State Assistance Programs for SSI Recipients, January 2002
Washington
State Supplementation
Mandatory Minimum Supplementation
Administration: Social Security Administration.
Optional State Supplementation
Administration: State Department of Social and Health Services administers payments to SSI recipients in Medicaid facilities. All other state supplements are administered by the Social Security Administration.

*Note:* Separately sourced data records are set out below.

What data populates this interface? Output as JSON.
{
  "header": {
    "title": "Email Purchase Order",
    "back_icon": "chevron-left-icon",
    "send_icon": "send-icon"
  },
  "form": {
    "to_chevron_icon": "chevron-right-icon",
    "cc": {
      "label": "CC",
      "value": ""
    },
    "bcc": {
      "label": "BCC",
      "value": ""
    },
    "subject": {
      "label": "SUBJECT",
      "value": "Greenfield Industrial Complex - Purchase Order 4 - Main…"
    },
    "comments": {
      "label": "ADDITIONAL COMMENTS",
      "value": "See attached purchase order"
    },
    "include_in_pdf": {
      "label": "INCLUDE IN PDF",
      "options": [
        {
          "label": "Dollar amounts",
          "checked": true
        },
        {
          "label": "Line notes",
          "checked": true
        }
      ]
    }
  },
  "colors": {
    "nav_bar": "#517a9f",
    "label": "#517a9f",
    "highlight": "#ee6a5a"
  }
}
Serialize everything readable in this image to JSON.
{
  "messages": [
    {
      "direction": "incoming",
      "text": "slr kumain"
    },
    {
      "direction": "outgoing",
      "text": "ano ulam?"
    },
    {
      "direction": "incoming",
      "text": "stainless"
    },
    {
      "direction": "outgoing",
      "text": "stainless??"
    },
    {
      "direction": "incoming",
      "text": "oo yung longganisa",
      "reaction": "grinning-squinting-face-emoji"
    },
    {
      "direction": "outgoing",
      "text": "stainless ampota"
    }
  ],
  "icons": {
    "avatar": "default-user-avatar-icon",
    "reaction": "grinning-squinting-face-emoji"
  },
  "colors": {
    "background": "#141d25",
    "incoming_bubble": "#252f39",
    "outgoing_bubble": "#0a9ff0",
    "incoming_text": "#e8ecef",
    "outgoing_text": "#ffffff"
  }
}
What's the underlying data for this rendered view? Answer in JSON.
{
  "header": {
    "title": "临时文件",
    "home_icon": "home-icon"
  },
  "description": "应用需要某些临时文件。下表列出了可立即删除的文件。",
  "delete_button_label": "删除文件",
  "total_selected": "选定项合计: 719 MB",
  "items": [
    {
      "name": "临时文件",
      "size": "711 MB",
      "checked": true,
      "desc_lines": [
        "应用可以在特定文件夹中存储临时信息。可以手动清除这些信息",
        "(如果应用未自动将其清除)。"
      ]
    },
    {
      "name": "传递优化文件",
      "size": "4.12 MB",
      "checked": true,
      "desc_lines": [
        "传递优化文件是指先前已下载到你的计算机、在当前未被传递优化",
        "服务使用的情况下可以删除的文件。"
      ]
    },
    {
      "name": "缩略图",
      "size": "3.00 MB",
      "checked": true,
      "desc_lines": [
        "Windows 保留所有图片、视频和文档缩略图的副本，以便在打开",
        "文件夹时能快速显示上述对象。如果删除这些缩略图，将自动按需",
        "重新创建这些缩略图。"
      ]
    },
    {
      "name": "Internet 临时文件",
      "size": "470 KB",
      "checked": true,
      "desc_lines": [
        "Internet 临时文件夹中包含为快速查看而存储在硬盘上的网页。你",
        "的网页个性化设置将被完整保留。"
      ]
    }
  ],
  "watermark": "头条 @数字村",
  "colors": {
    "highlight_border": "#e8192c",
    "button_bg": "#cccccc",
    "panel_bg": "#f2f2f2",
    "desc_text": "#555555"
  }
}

Effective date: January 1, 1974.
Statutory basis for payment: State law in Revised Code of Washington 74.04.600–74.04.630 and state policy in Washington Administrative Code 388-474.
Funding
Administration: State funds.
Assistance: State funds.
Passalong method: Maintaining total expenditures.
Place of application: Social Security Administration field offices.
Scope of coverage: Optional state supplement provided to needy aged, blind, and disabled persons, including children, except for individuals converted from former state assistance programs who have more than one essential person, eligible couples with one or more essential persons, and residents of public emergency shelters for the homeless.
Resource limitations: Federal SSI resource limitations apply.
Income exclusions: Federal SSI income exclusions apply.
Recoveries, liens, and assignments: None.
Responsibility of relatives: None.
Interim assistance: State participates.
Payment levels: See Table 1.
Living arrangement | State code | Combined federal and state |
State supplementation | ||
---|---|---|---|---|---|
Individual | Couple | Individual | Couple | ||
Living independently a | A | ||||
Area 1 | 570.90 | 836.90 | 25.90 | 19.90 | |
Area 2 | 550.45 | 817.00 | 5.45 | . . . | |
Living with an ineligible spouse b | B | ||||
Area 1 | 711.10 | . . . | 166.10 | . . . | |
Area 2 | 681.15 | . . . | 136.15 | . . . | |
Living in the household of another | C | 367.05 | 548.87 | 3.71 | 4.20 |
Living in the household of another with an ineligible spouse | F | 465.00 | . . . | 101.66 | . . . |
Living in a Medicaid facility c | . . . | 41.62 | 83.24 | 11.62 | 23.24 |
NOTES: Area 1 includes King, Kitsap, Pierce, Snohomish, and Thurston counties. Area 2 includes all other counties. | |||||
. . . = not applicable. | |||||
a. Includes persons in congregate care group facilities. | |||||
b. Applies only to cases converted from former state assistance programs. | |||||
c. State administers payments. | |||||
DEFINITIONS:
|
Number of recipients: See Table 2.
Living arrangement | State code | Total | Aged | Blind | Disabled | |
---|---|---|---|---|---|---|
Adults | Children | |||||
All recipients | 97,850 | 12,710 | 870 | 69,330 | 14,940 | |
Living independently | A | 91,760 | 11,850 | 760 | 64,430 | 14,720 |
Living with an ineligible spouse | B | 4,650 | 580 | 90 | 3,980 | 0 |
Living in the household of another | C | 1,440 | 280 | 20 | 920 | 220 |
Living in the household of another with an ineligible spouse | F | 0 | 0 | 0 | 0 | 0 |
Living in a Medicaid facility a | . . . | b | b | b | b | b |
NOTE: . . . = not applicable. | ||||||
a. State administers payments. | ||||||
b. Data are not available. |
State Assistance for Special Needs
Administration
Department of Social and Health Services, Economic Services Administration, Division of Assistance Programs.
Special Needs Circumstances
Guide dog: Food for service animal at the rate of $33.66 per month.
Other utility charges
Telephone: Amount varies according to need and location.
Laundry: $11.13 per month.
Meals
Restaurant meals: $187.09 per month; $6.04 per day.
Home-delivered meals: The amount charged by the agency delivering the service.
Medicaid
Eligibility
Criteria: SSI program guidelines (Title XVI).
Determined by: Social Security Administration.
Medically Needy Program
State provides a program for the aged, blind, and disabled medically needy.
Unpaid Medical Expenses
The Social Security Administration obtains this information.